Mehr als 10.000 Männer stellten sich dem Härtetest in den Kategorien Kondition, Spielvermögen und Psyche, das Ergebnis fiel meist anders aus, als bei einer objektiven Analyse eines Fußballtrainers. So manche Talente wurden bei den SMS-Votings ins Abseits gestellt, angeblich wollten finanzstarke und mächtige Familienclans lieber ihre Sprösslinge in der neuen Liga am Ball sehen.

Öffentliche Hinrichtungen

Die Kritik an den Auswahlkriterien hält sich freilich in Grenzen. Allein, dass mittlerweile in Afghanistan wieder straffrei Fußball gespielt werden darf, ist schon ein riesiger Fortschritt Richtung Normalität. Viele Afghanen verbinden mit den Fußballstadien nämlich nicht Freude und Tore, sondern in erster Linie Trauer und Tod.

Unter dem gefürchteten Taliban-Regime, das von 1996 bis 2001 das Land und die Bevölkerung in Geiselhaft genommen hatte, war Fußball lange Zeit strikt verboten, so wie jede andere Form der sportlichen Betätigung und Unterhaltung wie Musik oder Fernsehen. In den alten Fußball-Arenen wie dem Ghazi-Stadion in der Hauptstadt Kabul wurden Hunderte Regimekritiker öffentlich hingerichtet.

Fast 20 Jahre ruhte der Ball auch international, von 1984 bis 2002 absolvierte die afghanische Nationalmannschaft kein einziges Länderspiel. Mittlerweile gibt es – was zu Zeiten des Taliban-Regimes undenkbar gewesen wäre – sogar ein eigenes Damen-Nationalteam.
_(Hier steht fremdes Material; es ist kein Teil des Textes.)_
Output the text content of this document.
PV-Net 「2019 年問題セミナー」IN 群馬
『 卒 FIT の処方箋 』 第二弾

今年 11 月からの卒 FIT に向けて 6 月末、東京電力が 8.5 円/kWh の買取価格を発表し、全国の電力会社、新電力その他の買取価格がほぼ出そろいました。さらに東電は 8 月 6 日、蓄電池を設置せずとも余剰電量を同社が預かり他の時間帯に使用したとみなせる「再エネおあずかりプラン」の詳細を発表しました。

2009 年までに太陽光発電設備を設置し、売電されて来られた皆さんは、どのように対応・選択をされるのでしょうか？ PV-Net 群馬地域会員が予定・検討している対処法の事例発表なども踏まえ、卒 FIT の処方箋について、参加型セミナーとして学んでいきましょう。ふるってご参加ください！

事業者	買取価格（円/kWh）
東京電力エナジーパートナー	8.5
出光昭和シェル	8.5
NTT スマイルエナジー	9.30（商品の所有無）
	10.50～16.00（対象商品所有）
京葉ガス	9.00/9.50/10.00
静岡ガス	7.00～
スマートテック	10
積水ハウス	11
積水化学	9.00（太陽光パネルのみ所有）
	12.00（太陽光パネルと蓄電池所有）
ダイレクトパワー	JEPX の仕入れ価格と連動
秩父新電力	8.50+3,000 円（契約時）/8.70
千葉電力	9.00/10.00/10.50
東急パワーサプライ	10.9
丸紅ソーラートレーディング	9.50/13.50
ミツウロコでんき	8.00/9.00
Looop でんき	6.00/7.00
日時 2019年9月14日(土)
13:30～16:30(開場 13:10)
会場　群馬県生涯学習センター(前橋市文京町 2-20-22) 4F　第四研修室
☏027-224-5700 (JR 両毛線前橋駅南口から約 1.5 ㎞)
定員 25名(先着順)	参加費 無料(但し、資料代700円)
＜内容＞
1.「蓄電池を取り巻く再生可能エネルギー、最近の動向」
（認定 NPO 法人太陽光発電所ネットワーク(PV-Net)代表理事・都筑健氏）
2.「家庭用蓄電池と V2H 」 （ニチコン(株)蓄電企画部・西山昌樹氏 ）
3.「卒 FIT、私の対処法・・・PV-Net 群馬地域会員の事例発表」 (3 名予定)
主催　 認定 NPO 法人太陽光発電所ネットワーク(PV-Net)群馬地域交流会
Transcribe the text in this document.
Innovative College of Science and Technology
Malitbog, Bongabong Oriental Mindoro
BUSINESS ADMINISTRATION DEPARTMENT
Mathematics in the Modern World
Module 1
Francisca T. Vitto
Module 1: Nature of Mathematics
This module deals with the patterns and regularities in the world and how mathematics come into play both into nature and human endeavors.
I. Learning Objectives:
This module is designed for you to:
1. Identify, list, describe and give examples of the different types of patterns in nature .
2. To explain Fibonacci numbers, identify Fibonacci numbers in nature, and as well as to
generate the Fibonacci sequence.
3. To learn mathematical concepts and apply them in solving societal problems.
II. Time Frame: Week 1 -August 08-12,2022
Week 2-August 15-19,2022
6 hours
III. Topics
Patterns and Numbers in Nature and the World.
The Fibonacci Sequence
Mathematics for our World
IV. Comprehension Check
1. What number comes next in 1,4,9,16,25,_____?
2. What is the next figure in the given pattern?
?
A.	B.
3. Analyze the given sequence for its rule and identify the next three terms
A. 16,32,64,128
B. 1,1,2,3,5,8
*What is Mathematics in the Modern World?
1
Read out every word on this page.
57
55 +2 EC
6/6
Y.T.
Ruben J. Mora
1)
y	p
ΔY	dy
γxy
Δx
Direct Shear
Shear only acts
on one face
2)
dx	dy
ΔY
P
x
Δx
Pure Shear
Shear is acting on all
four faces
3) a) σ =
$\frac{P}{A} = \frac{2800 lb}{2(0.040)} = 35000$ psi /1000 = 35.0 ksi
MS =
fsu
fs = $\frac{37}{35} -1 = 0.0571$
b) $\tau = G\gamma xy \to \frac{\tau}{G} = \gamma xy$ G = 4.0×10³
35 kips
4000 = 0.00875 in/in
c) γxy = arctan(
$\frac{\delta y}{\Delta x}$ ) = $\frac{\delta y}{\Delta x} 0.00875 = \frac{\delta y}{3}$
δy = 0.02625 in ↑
Der Alltag wird im afghanischen Fußball trotzdem so schnell nicht einkehren. Dafür ist die Lage viel zu instabil, dafür ist auch die Infrastruktur zu schlecht. In der 3-Millionen-Metropole Kabul gibt es gerade einmal drei Fußballplätze.

Die afghanische Nationalmannschaft ist vor den Problemen und Gefahren im Land bereits geflüchtet. Seit nunmehr acht Jahren trägt das Team, das in der FIFA-Weltrangliste auf Platz 165 geführt wird, seine Heimspiele im Ausland aus.

Afghanistan: Ein Land voller Wirren

Afghanistan ist seit 1946 UNO-Mitglied. 1973 wurde die Republik ausgerufen, 1978 kamen Kommunisten an die Macht, die 1979 von Truppen der UdSSR unterstützt wurden.

Es entwickelte sich ein Bürgerkrieg, in dem die islamische Guerilla von den USA unterstützt wurde. 1989 zogen die sowjetische Truppen ab. 1992 wurde der Islamische Staat Afghanistan gegründet.

1996 übernahmen die Taliban die Macht. Nach dem 11. September 2001 kam es zur Intervention einer von der USA geführten Koalition und zum Sturz der Taliban-Regierung.

Das Land ist seit 2004 eine Islamische Republik und verfügt mit Hamid Karzai über  einen gewählten Präsidenten. Die Taliban traten 2003  wieder in Erscheinung. Sie  liefern sich Gefechte mit ausländischen und afghanischen Truppen und verüben Anschläge auf die Zivilbevölkerung.